The Truth About FeLV/FIV Testing – Feline Immunodeficiency Virus (FIV)
What Is Feline Immunodeficiency Virus (FIV)?
By Dr. Amanda Page
What is Feline Immunodeficiency Virus?
Feline Immunodeficiency Virus (FIV), also known as Feline AIDS, is a serious viral disease that affects ONLY CATS. Fortunately, there are many ways we can protect our cats from exposure to this disease. It is estimated that 3.5% of cats in the western United States are infected with FIV.
How does FIV cause disease?
FIV causes suppression of the immune system by attacking important cells of the cat’s immune system which protect the cat from common infectious agents (bacteria, viruses, etc). Many of the infectious agents are found in the everyday environment but don’t cause disease in healthy cats. However if a cat’s immune system is weakened, as with FIV, these same organisms can cause disease – known as secondary or opportunistic infection. The disease is comparable to the human HIV but ONLY AFFECTS CATS. However, it is recommended that immunocompromised people (i.e. chemo patients and human AIDS patients) not reside with FIV + cats because these cats are more likely to harbor opportunistic infections that could be transmitted to immunocompromised humans.
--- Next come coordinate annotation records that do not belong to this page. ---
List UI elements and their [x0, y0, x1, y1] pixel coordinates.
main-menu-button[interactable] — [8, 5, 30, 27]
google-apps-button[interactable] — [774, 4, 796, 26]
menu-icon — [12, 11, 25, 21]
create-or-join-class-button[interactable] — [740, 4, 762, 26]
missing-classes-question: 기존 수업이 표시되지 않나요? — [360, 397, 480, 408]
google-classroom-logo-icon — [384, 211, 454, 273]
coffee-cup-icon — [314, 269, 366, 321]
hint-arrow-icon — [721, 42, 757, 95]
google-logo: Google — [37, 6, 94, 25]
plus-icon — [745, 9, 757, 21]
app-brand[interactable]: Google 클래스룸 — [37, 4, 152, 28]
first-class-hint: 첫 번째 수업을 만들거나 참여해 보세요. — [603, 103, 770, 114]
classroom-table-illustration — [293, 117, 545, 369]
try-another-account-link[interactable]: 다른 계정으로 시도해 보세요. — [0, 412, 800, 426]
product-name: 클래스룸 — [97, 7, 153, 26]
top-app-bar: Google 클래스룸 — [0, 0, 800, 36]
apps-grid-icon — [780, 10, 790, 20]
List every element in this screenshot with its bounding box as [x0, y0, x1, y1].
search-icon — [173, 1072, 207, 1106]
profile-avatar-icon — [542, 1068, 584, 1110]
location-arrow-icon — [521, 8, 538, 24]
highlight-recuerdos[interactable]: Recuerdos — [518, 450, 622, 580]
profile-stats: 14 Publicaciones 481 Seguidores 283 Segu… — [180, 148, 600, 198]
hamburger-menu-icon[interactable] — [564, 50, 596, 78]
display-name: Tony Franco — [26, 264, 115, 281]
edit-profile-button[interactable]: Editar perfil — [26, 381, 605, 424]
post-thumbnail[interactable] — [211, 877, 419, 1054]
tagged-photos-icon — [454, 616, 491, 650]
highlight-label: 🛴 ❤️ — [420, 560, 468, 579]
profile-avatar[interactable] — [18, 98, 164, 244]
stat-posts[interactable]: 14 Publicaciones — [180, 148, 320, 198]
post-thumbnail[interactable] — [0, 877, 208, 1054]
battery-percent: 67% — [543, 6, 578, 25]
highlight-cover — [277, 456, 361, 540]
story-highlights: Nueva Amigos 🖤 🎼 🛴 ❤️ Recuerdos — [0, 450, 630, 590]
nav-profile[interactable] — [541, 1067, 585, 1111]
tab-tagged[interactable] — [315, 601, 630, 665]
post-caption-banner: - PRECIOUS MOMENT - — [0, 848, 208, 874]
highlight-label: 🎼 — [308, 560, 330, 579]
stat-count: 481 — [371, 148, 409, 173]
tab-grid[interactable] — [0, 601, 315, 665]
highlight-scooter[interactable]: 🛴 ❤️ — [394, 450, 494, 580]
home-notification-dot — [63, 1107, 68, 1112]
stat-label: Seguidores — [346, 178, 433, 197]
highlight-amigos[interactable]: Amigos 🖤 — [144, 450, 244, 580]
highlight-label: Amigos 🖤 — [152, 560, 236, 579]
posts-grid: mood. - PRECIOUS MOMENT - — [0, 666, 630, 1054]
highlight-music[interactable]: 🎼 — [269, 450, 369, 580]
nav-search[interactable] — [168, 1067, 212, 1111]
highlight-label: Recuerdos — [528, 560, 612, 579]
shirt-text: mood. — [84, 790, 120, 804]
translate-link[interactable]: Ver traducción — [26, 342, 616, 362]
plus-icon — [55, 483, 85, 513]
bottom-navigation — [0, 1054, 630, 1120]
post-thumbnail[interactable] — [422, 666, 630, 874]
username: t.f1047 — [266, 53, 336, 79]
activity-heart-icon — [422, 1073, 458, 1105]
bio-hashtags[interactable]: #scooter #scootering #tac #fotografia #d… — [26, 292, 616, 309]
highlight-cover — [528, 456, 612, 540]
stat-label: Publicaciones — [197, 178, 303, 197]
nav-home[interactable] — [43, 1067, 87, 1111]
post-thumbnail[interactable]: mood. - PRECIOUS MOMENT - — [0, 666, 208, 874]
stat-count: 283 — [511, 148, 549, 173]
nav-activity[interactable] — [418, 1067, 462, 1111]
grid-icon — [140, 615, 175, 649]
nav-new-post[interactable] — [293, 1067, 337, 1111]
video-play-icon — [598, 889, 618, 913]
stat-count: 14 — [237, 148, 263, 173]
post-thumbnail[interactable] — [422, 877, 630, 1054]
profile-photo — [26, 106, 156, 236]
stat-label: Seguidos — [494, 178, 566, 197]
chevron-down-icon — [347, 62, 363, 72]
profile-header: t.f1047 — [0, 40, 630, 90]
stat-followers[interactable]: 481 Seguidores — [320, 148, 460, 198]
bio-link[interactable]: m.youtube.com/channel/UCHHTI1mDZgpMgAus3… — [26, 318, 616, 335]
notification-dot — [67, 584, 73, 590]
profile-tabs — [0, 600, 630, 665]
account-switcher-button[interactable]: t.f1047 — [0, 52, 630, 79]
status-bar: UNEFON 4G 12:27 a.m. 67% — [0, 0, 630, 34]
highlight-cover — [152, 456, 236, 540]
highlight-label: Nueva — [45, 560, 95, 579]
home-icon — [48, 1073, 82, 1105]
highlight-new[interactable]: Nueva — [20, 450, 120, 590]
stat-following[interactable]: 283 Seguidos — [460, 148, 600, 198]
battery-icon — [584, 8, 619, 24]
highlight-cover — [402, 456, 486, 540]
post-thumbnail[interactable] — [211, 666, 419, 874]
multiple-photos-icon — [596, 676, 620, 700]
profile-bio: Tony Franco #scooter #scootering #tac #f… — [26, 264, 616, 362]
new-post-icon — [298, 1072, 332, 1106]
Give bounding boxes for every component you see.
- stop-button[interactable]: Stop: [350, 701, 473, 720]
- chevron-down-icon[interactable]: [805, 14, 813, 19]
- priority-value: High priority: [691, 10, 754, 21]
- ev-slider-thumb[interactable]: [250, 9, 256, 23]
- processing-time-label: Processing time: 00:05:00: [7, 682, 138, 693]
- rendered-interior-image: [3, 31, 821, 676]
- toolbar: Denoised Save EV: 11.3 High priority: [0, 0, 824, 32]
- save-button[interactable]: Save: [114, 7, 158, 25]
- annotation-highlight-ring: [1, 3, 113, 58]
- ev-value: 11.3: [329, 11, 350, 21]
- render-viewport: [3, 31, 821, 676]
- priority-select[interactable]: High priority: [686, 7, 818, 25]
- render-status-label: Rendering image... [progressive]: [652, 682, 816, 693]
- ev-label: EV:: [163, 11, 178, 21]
What is the outcome of disease?
The acute phase of disease is the period following initial infection. The acute (beginning) phase of the disease may last days to weeks and the cat may have a fever, be depressed, have diarrhea or vomiting, inflamed mouth, or swollen lymph nodes. However, many owners may not notice this phase of disease. Following the acute phase, the cat usually enters an asymptomatic phase where the cat is free of signs of disease and lives a healthy life for 6-10 years. Some cats will never develop the terminal / acquired immune deficiency (AIDS) phase but some will. If the cat’s disease progresses into this AIDS phase, the immune system cannot fight off bacteria, virus, or fungi that won’t affect normal cats, and the cat can become very ill and not recover. Infection is for life but it is important to remember many cats with FIV can live a happy, healthy life for many years. FIV positive cats must be kept indoors only, have good nutrition, avoid raw diets, be provided with low stress environments and need regular visits to the veterinarian.
How does a cat get FIV?
The most common way cats get the disease is through bite wounds from an infected cat. Cats who are most commonly infected with FIV are intact (not neutered) male cats that are allowed outdoors; this is because intact animals tend to roam and get into fights with other cats. On rare occasions the virus can be transmitted from mother to kittens. Sexual transmission is unusual although the semen of infected cats frequently contains the virus. Cats living together are unlikely to contract the virus from casual contact provided the cats get along and do not fight.
How do we test for FIV?
A simple in-house blood test can be performed to test for FIV. If the test is positive it could mean that the cat has FIV, the cat has been vaccinated for FIV, or the cat is a kitten and should be retested. A positive test should be confirmed by a Western Blot. If the test is negative it could mean that the cat is not infected with FIV or the cat was recently infected (up to 60 days ago) but won’t test positive yet.
How can we protect our cats from FIV?
- Keep cats exclusively INDOORS
- SPAY & NEUTER (reduces urge to roam and fight)
- ISOLATE & TEST NEW CATS for FIV before allowing them to interact with your existing pets
- A VACCINE is available BUT only protects against some subtypes of the virus and will cause the cat to test positive for FIV on the blood test. If a cat is vaccinated for FIV it should have a microchip that is linked to information stating the cat was vaccinated for FIV.